Voters in Cochise County in southeastern Arizona will have a chance this spring to decide whether to approve a proposal calling for construction of a new jail.
The facility would replace the current jail at 203 N. Judd Street in the City of Bisbee. Jail officials have said that that facility, opened in the summer of 1985, is too antiquated for today’s needs and is burdened with several repair issues.
In an interview last year with the Herald/Review of Bisbee, retired Supreme Court Judge James Conlogue said of the Judd Street facility: “The problems cannot be overcome with money. It’s at its end of life.”
It cost just over $5.1 million to build the current facility. It is thought that it will probably cost around $92 million to complete a new jail.
Cochise County has now issued a Request for Arguments, noting the move to create a county jail district as the first step in getting the new jail built. In order to support that district, voters in May will vote up or down on a proposed increase in the county’s sales tax of one-half cent.
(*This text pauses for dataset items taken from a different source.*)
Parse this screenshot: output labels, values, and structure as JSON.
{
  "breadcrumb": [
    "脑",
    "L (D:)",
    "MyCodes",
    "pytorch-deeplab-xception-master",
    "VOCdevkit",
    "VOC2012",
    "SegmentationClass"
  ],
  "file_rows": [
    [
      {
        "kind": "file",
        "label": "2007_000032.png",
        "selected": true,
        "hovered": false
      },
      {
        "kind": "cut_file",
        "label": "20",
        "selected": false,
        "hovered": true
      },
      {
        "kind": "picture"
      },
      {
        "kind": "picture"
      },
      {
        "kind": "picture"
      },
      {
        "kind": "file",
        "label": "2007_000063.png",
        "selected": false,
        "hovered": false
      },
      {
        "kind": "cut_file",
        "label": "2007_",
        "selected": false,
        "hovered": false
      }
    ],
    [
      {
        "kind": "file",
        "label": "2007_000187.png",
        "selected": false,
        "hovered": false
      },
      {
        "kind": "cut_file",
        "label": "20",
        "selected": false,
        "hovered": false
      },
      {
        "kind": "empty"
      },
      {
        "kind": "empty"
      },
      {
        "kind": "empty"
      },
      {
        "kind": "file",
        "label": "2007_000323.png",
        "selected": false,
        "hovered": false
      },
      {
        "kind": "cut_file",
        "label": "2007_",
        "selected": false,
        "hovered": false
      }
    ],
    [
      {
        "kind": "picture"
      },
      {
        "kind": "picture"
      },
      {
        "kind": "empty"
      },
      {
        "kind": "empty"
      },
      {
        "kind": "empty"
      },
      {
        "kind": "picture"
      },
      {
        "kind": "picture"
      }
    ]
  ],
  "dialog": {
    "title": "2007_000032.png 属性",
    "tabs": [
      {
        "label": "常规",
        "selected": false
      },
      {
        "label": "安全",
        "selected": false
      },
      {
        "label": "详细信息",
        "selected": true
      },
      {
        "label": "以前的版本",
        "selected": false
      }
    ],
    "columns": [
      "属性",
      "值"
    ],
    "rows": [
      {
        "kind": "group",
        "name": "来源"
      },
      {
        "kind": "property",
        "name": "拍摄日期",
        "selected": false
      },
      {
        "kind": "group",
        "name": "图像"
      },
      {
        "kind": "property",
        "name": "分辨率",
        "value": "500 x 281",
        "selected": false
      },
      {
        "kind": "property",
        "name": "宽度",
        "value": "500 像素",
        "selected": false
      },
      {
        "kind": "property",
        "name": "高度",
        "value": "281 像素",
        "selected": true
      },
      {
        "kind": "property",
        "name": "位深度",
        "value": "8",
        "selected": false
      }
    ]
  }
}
The Request for Arguments, gauging public opinion on the project, are required to be confined to 300 words or less and must be received by the Clerk of the Board of Supervisors no later than February 15.
According to sources, up to 10,000 people each year are booked into the Bisbee jail. The county maintains two smaller holding facilities in the nearby cities of Sierra Vista and Willcox, to the west and north of Bisbee.